For a week I watched her curled up on the sofa with brow furrowed. She was the perfect reader, the epitome of the audience every writer desires. She laughed much. Cried some. She pondered and asked questions and underlined her favorite parts.
And it was during all of that when I began thinking about how I was such a wonderful father, fostering in my child a love for words and books and stories. How I was expanding her mind and giving her proof that any dream could be attained with the right amount of work and faith. Yes, a wonderful father. Perfect but for my fallen nature.
Looking back, it seems appropriate that a few nights ago I would be brought back down to earth in such a sudden way. There is a great amount of danger in thinking too less of yourself, but the greater danger lies in thinking too much. Wonderful fathers do not dash the sense of magic and possibility that is inherent in their children. And yet that is exactly what I believe I’ve done.

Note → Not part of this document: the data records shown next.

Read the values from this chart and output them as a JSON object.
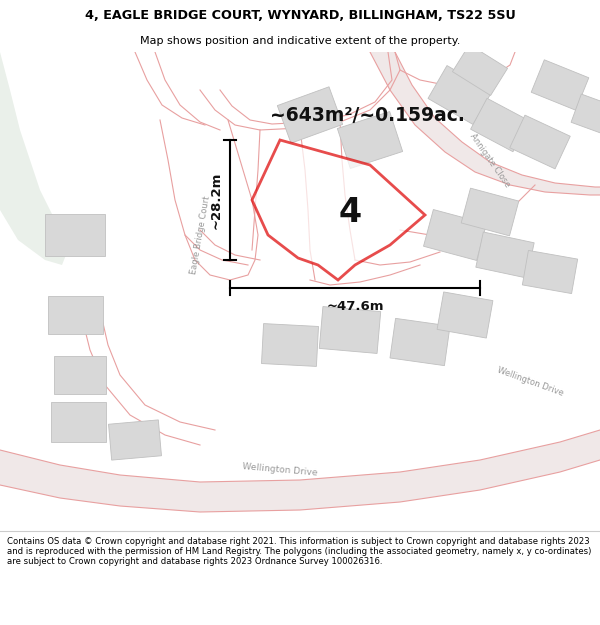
{
  "title_line1": "4, EAGLE BRIDGE COURT, WYNYARD, BILLINGHAM, TS22 5SU",
  "title_line2": "Map shows position and indicative extent of the property.",
  "area_label": "~643m²/~0.159ac.",
  "dim_vertical": "~28.2m",
  "dim_horizontal": "~47.6m",
  "plot_number": "4",
  "footer_text": "Contains OS data © Crown copyright and database right 2021. This information is subject to Crown copyright and database rights 2023 and is reproduced with the permission of HM Land Registry. The polygons (including the associated geometry, namely x, y co-ordinates) are subject to Crown copyright and database rights 2023 Ordnance Survey 100026316.",
  "map_bg": "#f7f6f4",
  "green_color": "#eaf0ea",
  "road_line_color": "#e8a0a0",
  "road_fill_color": "#f0e8e8",
  "building_color": "#d8d8d8",
  "building_edge_color": "#c0c0c0",
  "plot_line_color": "#dd0000",
  "annotation_color": "#111111",
  "road_label_color": "#aaaaaa",
  "header_bg": "#ffffff",
  "footer_bg": "#ffffff"
}
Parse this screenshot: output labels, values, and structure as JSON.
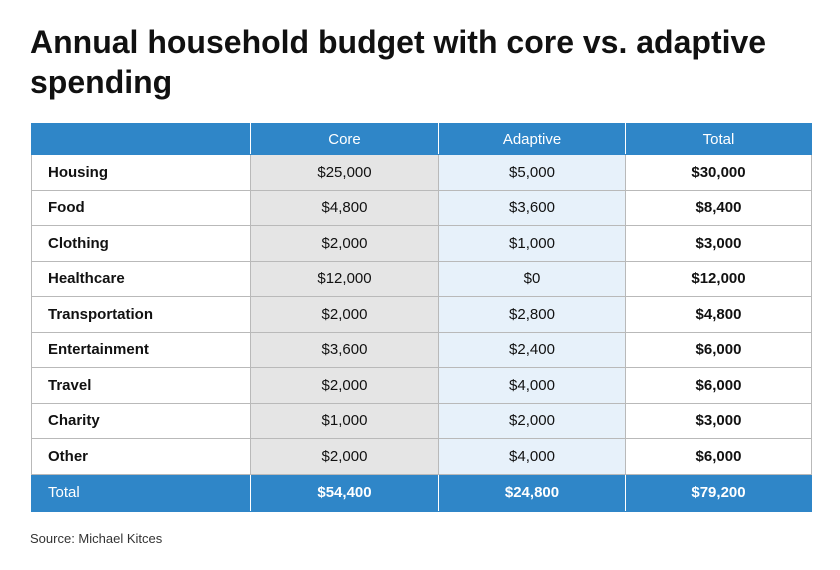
{
  "title": "Annual household budget with core vs. adaptive spending",
  "table": {
    "columns": [
      "",
      "Core",
      "Adaptive",
      "Total"
    ],
    "rows": [
      {
        "category": "Housing",
        "core": "$25,000",
        "adaptive": "$5,000",
        "total": "$30,000"
      },
      {
        "category": "Food",
        "core": "$4,800",
        "adaptive": "$3,600",
        "total": "$8,400"
      },
      {
        "category": "Clothing",
        "core": "$2,000",
        "adaptive": "$1,000",
        "total": "$3,000"
      },
      {
        "category": "Healthcare",
        "core": "$12,000",
        "adaptive": "$0",
        "total": "$12,000"
      },
      {
        "category": "Transportation",
        "core": "$2,000",
        "adaptive": "$2,800",
        "total": "$4,800"
      },
      {
        "category": "Entertainment",
        "core": "$3,600",
        "adaptive": "$2,400",
        "total": "$6,000"
      },
      {
        "category": "Travel",
        "core": "$2,000",
        "adaptive": "$4,000",
        "total": "$6,000"
      },
      {
        "category": "Charity",
        "core": "$1,000",
        "adaptive": "$2,000",
        "total": "$3,000"
      },
      {
        "category": "Other",
        "core": "$2,000",
        "adaptive": "$4,000",
        "total": "$6,000"
      }
    ],
    "footer": {
      "category": "Total",
      "core": "$54,400",
      "adaptive": "$24,800",
      "total": "$79,200"
    }
  },
  "source": "Source: Michael Kitces",
  "colors": {
    "header_blue": "#2f86c8",
    "core_fill": "#e5e5e5",
    "adaptive_fill": "#e7f1fa"
  }
}
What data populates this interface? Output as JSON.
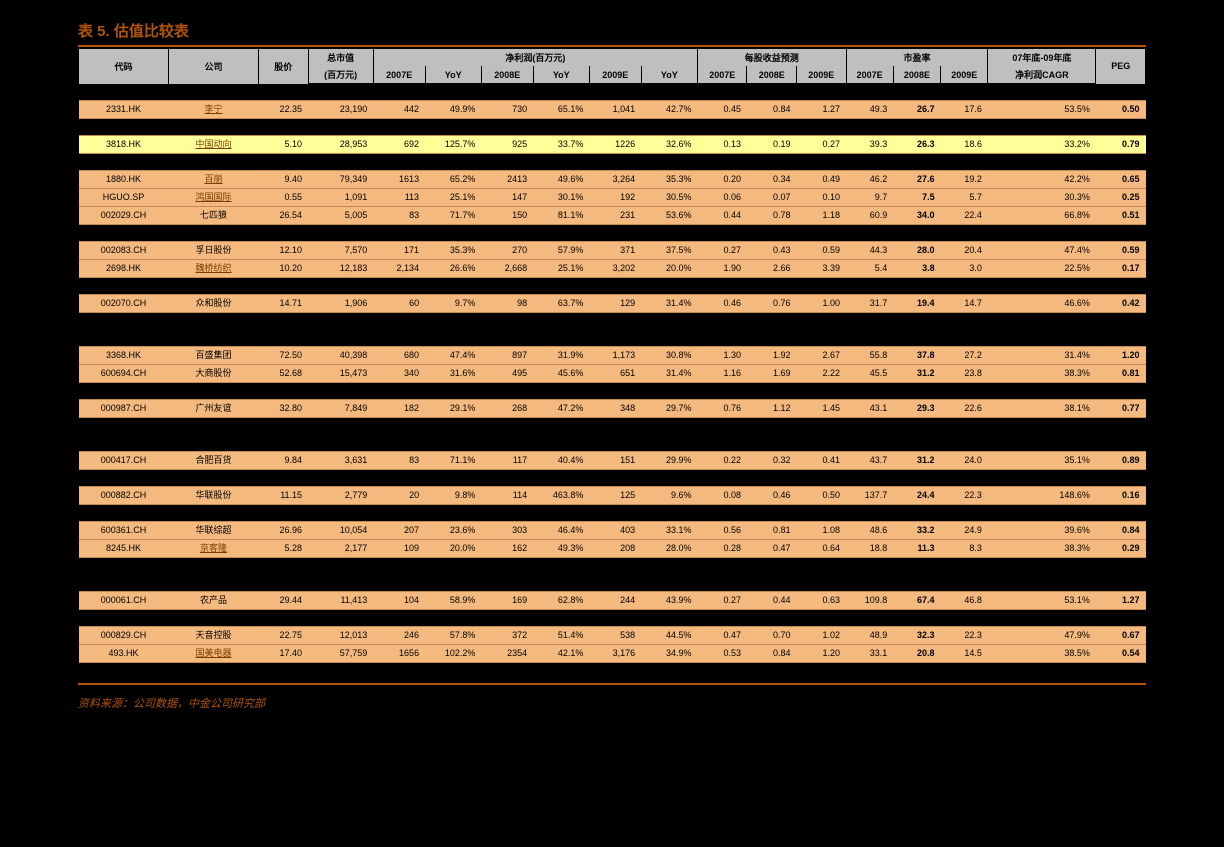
{
  "title": "表 5. 估值比较表",
  "source": "资料来源：公司数据，中金公司研究部",
  "colors": {
    "accent": "#b35408",
    "row_bg": "#f4b97f",
    "highlight_bg": "#ffff99",
    "header_bg": "#bfbfbf",
    "page_bg": "#000000"
  },
  "header": {
    "code": "代码",
    "company": "公司",
    "price": "股价",
    "mktcap": "总市值",
    "mktcap_unit": "(百万元)",
    "netprofit": "净利润(百万元)",
    "eps": "每股收益预测",
    "pe": "市盈率",
    "cagr_label": "07年底-09年底",
    "cagr_sub": "净利润CAGR",
    "peg": "PEG",
    "y2007e": "2007E",
    "y2008e": "2008E",
    "y2009e": "2009E",
    "yoy": "YoY"
  },
  "groups": [
    {
      "rows": [
        {
          "code": "2331.HK",
          "company": "李宁",
          "link": true,
          "price": "22.35",
          "mktcap": "23,190",
          "np07": "442",
          "yoy07": "49.9%",
          "np08": "730",
          "yoy08": "65.1%",
          "np09": "1,041",
          "yoy09": "42.7%",
          "eps07": "0.45",
          "eps08": "0.84",
          "eps09": "1.27",
          "pe07": "49.3",
          "pe08": "26.7",
          "pe09": "17.6",
          "cagr": "53.5%",
          "peg": "0.50"
        }
      ]
    },
    {
      "rows": [
        {
          "code": "3818.HK",
          "company": "中国动向",
          "link": true,
          "highlight": true,
          "price": "5.10",
          "mktcap": "28,953",
          "np07": "692",
          "yoy07": "125.7%",
          "np08": "925",
          "yoy08": "33.7%",
          "np09": "1226",
          "yoy09": "32.6%",
          "eps07": "0.13",
          "eps08": "0.19",
          "eps09": "0.27",
          "pe07": "39.3",
          "pe08": "26.3",
          "pe09": "18.6",
          "cagr": "33.2%",
          "peg": "0.79"
        }
      ]
    },
    {
      "rows": [
        {
          "code": "1880.HK",
          "company": "百丽",
          "link": true,
          "price": "9.40",
          "mktcap": "79,349",
          "np07": "1613",
          "yoy07": "65.2%",
          "np08": "2413",
          "yoy08": "49.6%",
          "np09": "3,264",
          "yoy09": "35.3%",
          "eps07": "0.20",
          "eps08": "0.34",
          "eps09": "0.49",
          "pe07": "46.2",
          "pe08": "27.6",
          "pe09": "19.2",
          "cagr": "42.2%",
          "peg": "0.65"
        },
        {
          "code": "HGUO.SP",
          "company": "鸿国国际",
          "link": true,
          "price": "0.55",
          "mktcap": "1,091",
          "np07": "113",
          "yoy07": "25.1%",
          "np08": "147",
          "yoy08": "30.1%",
          "np09": "192",
          "yoy09": "30.5%",
          "eps07": "0.06",
          "eps08": "0.07",
          "eps09": "0.10",
          "pe07": "9.7",
          "pe08": "7.5",
          "pe09": "5.7",
          "cagr": "30.3%",
          "peg": "0.25"
        },
        {
          "code": "002029.CH",
          "company": "七匹狼",
          "link": false,
          "price": "26.54",
          "mktcap": "5,005",
          "np07": "83",
          "yoy07": "71.7%",
          "np08": "150",
          "yoy08": "81.1%",
          "np09": "231",
          "yoy09": "53.6%",
          "eps07": "0.44",
          "eps08": "0.78",
          "eps09": "1.18",
          "pe07": "60.9",
          "pe08": "34.0",
          "pe09": "22.4",
          "cagr": "66.8%",
          "peg": "0.51"
        }
      ]
    },
    {
      "rows": [
        {
          "code": "002083.CH",
          "company": "孚日股份",
          "link": false,
          "price": "12.10",
          "mktcap": "7,570",
          "np07": "171",
          "yoy07": "35.3%",
          "np08": "270",
          "yoy08": "57.9%",
          "np09": "371",
          "yoy09": "37.5%",
          "eps07": "0.27",
          "eps08": "0.43",
          "eps09": "0.59",
          "pe07": "44.3",
          "pe08": "28.0",
          "pe09": "20.4",
          "cagr": "47.4%",
          "peg": "0.59"
        },
        {
          "code": "2698.HK",
          "company": "魏桥纺织",
          "link": true,
          "price": "10.20",
          "mktcap": "12,183",
          "np07": "2,134",
          "yoy07": "26.6%",
          "np08": "2,668",
          "yoy08": "25.1%",
          "np09": "3,202",
          "yoy09": "20.0%",
          "eps07": "1.90",
          "eps08": "2.66",
          "eps09": "3.39",
          "pe07": "5.4",
          "pe08": "3.8",
          "pe09": "3.0",
          "cagr": "22.5%",
          "peg": "0.17"
        }
      ]
    },
    {
      "rows": [
        {
          "code": "002070.CH",
          "company": "众和股份",
          "link": false,
          "price": "14.71",
          "mktcap": "1,906",
          "np07": "60",
          "yoy07": "9.7%",
          "np08": "98",
          "yoy08": "63.7%",
          "np09": "129",
          "yoy09": "31.4%",
          "eps07": "0.46",
          "eps08": "0.76",
          "eps09": "1.00",
          "pe07": "31.7",
          "pe08": "19.4",
          "pe09": "14.7",
          "cagr": "46.6%",
          "peg": "0.42"
        }
      ]
    },
    {
      "bigspacer": true,
      "rows": [
        {
          "code": "3368.HK",
          "company": "百盛集团",
          "link": false,
          "price": "72.50",
          "mktcap": "40,398",
          "np07": "680",
          "yoy07": "47.4%",
          "np08": "897",
          "yoy08": "31.9%",
          "np09": "1,173",
          "yoy09": "30.8%",
          "eps07": "1.30",
          "eps08": "1.92",
          "eps09": "2.67",
          "pe07": "55.8",
          "pe08": "37.8",
          "pe09": "27.2",
          "cagr": "31.4%",
          "peg": "1.20"
        },
        {
          "code": "600694.CH",
          "company": "大商股份",
          "link": false,
          "price": "52.68",
          "mktcap": "15,473",
          "np07": "340",
          "yoy07": "31.6%",
          "np08": "495",
          "yoy08": "45.6%",
          "np09": "651",
          "yoy09": "31.4%",
          "eps07": "1.16",
          "eps08": "1.69",
          "eps09": "2.22",
          "pe07": "45.5",
          "pe08": "31.2",
          "pe09": "23.8",
          "cagr": "38.3%",
          "peg": "0.81"
        }
      ]
    },
    {
      "rows": [
        {
          "code": "000987.CH",
          "company": "广州友谊",
          "link": false,
          "price": "32.80",
          "mktcap": "7,849",
          "np07": "182",
          "yoy07": "29.1%",
          "np08": "268",
          "yoy08": "47.2%",
          "np09": "348",
          "yoy09": "29.7%",
          "eps07": "0.76",
          "eps08": "1.12",
          "eps09": "1.45",
          "pe07": "43.1",
          "pe08": "29.3",
          "pe09": "22.6",
          "cagr": "38.1%",
          "peg": "0.77"
        }
      ]
    },
    {
      "bigspacer": true,
      "rows": [
        {
          "code": "000417.CH",
          "company": "合肥百货",
          "link": false,
          "price": "9.84",
          "mktcap": "3,631",
          "np07": "83",
          "yoy07": "71.1%",
          "np08": "117",
          "yoy08": "40.4%",
          "np09": "151",
          "yoy09": "29.9%",
          "eps07": "0.22",
          "eps08": "0.32",
          "eps09": "0.41",
          "pe07": "43.7",
          "pe08": "31.2",
          "pe09": "24.0",
          "cagr": "35.1%",
          "peg": "0.89"
        }
      ]
    },
    {
      "rows": [
        {
          "code": "000882.CH",
          "company": "华联股份",
          "link": false,
          "price": "11.15",
          "mktcap": "2,779",
          "np07": "20",
          "yoy07": "9.8%",
          "np08": "114",
          "yoy08": "463.8%",
          "np09": "125",
          "yoy09": "9.6%",
          "eps07": "0.08",
          "eps08": "0.46",
          "eps09": "0.50",
          "pe07": "137.7",
          "pe08": "24.4",
          "pe09": "22.3",
          "cagr": "148.6%",
          "peg": "0.16"
        }
      ]
    },
    {
      "rows": [
        {
          "code": "600361.CH",
          "company": "华联综超",
          "link": false,
          "price": "26.96",
          "mktcap": "10,054",
          "np07": "207",
          "yoy07": "23.6%",
          "np08": "303",
          "yoy08": "46.4%",
          "np09": "403",
          "yoy09": "33.1%",
          "eps07": "0.56",
          "eps08": "0.81",
          "eps09": "1.08",
          "pe07": "48.6",
          "pe08": "33.2",
          "pe09": "24.9",
          "cagr": "39.6%",
          "peg": "0.84"
        },
        {
          "code": "8245.HK",
          "company": "京客隆",
          "link": true,
          "price": "5.28",
          "mktcap": "2,177",
          "np07": "109",
          "yoy07": "20.0%",
          "np08": "162",
          "yoy08": "49.3%",
          "np09": "208",
          "yoy09": "28.0%",
          "eps07": "0.28",
          "eps08": "0.47",
          "eps09": "0.64",
          "pe07": "18.8",
          "pe08": "11.3",
          "pe09": "8.3",
          "cagr": "38.3%",
          "peg": "0.29"
        }
      ]
    },
    {
      "bigspacer": true,
      "rows": [
        {
          "code": "000061.CH",
          "company": "农产品",
          "link": false,
          "price": "29.44",
          "mktcap": "11,413",
          "np07": "104",
          "yoy07": "58.9%",
          "np08": "169",
          "yoy08": "62.8%",
          "np09": "244",
          "yoy09": "43.9%",
          "eps07": "0.27",
          "eps08": "0.44",
          "eps09": "0.63",
          "pe07": "109.8",
          "pe08": "67.4",
          "pe09": "46.8",
          "cagr": "53.1%",
          "peg": "1.27"
        }
      ]
    },
    {
      "rows": [
        {
          "code": "000829.CH",
          "company": "天音控股",
          "link": false,
          "price": "22.75",
          "mktcap": "12,013",
          "np07": "246",
          "yoy07": "57.8%",
          "np08": "372",
          "yoy08": "51.4%",
          "np09": "538",
          "yoy09": "44.5%",
          "eps07": "0.47",
          "eps08": "0.70",
          "eps09": "1.02",
          "pe07": "48.9",
          "pe08": "32.3",
          "pe09": "22.3",
          "cagr": "47.9%",
          "peg": "0.67"
        },
        {
          "code": "493.HK",
          "company": "国美电器",
          "link": true,
          "price": "17.40",
          "mktcap": "57,759",
          "np07": "1656",
          "yoy07": "102.2%",
          "np08": "2354",
          "yoy08": "42.1%",
          "np09": "3,176",
          "yoy09": "34.9%",
          "eps07": "0.53",
          "eps08": "0.84",
          "eps09": "1.20",
          "pe07": "33.1",
          "pe08": "20.8",
          "pe09": "14.5",
          "cagr": "38.5%",
          "peg": "0.54"
        }
      ]
    }
  ]
}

It began late at night, in that dimness of mind when wakefulness and sleep melt into one another. I was settled in bed, eyes closed, when a thought that perhaps for days had been boring its way to the front of my thick head finally broke through.
It was the afterword. I had written about Santa Claus in the afterword.
About how he wasn’t real.
I threw the covers back and sat up. How could I be so stupid? How could I have forgotten that? Yes, every child must at some point be confronted with that horrible and inevitable truth. It is often the first baby steps on the road to adulthood. But this way? Having to read it in a book your father’s written? There, in black and white, told by the man who has told you over and over that people who don’t believe in Santa are wrong?
My mind seemed to fold in on itself. Men tend to think of problems in terms of solutions. How something went wrong and why doesn’t matter as long as it’s fixed. And I had to fix this. Now.
And that is why I did what just hours before I would have sworn was unthinkable, an act that was so vile and so contrary to everything I believed in that in the process of its commission I felt part savage and part Nazi:
I took my knife into my daughter’s bedroom, opened the copy of my book that lay on her nightstand, and very carefully cut out the afterword.
I set the book back on the nightstand exactly as I’d found it. My daughter, immersed in a sleep of innocence the likes of which I would never enjoy again, never stirred. The only thing that kept me from taking a shower to try and wash all the failure off was the fact that her belief was intact.
Back to bed. Settled into my pillow, covers over me. I said a prayer of both thanks and forgiveness and waited for God to tell me everything would be okay.
He didn’t tell me.
Because I shot up in bed again when another thought managed to finally puncture my thick brain.
Why do writers include things in an afterword?
Because they’ve mentioned them in the book itself.
I hadn’t just mentioned Santa’s imaginary existence in passing. I’d written an entire chapter about it.
Out of bed. Back to my daughter’s room. I looked at the placement of her bookmark.
She’d read that chapter about two days prior.
And that is where things stand as of now. She hasn’t mentioned Santa. I haven’t either. And she seems fine, has even begun a Christmas list.
But I wonder. I wonder what this Christmas will bring. I wonder if I’ll walk into her room one December night and find her in tears. And I wonder what I’ll say.